Muir says he saw Slayer perform live before they put out their debut, and Lombardo saw ST before their first album. They’ve admired each other’s work since then.

“Before I called him up to ask him to join, I was like a 14-year-old kid calling up a girl to ask her to the movies,” Muir says. “I was nervous as shit, pacing. ‘I don’t want to offend you or anything,’ ‘If it’s not your thing, that’s cool,’ ‘I don’t want to make you uncomfortable.’ ‘We’ll go get coffee but it’s not a date.’ But he was like, ‘Fuck yeah, dude.’ Playing with him has been great, because not only is he a great drummer, he’s a really great person. I’m at the point in my life where I want to be around good people. Everybody has different opinions of what that is, but you get your definition and when you know what it is, you find people like that. It’s good to go.”

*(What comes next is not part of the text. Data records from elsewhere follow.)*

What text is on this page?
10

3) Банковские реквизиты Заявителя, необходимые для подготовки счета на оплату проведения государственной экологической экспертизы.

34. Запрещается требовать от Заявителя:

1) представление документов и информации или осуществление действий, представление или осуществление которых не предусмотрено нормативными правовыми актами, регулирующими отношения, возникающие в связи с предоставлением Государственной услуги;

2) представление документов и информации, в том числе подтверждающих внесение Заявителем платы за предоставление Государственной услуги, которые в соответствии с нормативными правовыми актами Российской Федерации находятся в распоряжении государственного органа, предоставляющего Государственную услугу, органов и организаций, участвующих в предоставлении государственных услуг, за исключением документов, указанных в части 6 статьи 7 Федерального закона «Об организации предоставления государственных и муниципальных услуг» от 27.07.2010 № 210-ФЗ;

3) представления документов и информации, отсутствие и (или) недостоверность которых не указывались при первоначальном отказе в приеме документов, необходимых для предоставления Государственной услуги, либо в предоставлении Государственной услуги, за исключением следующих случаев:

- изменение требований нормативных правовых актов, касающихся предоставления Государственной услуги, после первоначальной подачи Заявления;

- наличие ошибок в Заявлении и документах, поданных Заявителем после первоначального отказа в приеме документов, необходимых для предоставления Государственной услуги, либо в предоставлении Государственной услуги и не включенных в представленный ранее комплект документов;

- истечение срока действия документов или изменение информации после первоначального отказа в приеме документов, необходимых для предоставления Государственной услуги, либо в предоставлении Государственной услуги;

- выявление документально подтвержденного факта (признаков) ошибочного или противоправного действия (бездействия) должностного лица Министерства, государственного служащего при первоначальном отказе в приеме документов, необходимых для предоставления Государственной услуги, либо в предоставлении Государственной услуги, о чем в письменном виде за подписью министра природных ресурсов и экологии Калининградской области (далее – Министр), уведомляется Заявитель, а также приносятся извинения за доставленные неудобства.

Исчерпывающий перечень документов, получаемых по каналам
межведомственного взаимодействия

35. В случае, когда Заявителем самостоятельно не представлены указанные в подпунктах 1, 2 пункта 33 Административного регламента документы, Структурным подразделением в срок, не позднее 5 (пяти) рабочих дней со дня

The band are going to be touring the album later in the year, and those will be shows worth catching. Meanwhile, ST have worked with Converse on some shoes worth catching.

“In conjunction with the record coming out, we’re doing a Converse collab,” Muir says. “So I’m really stoked with that — having Suicidal shoes and some clothing and stuff. Going back to the 14-year-old that wore Converse, that’s something that I’m very proud of.”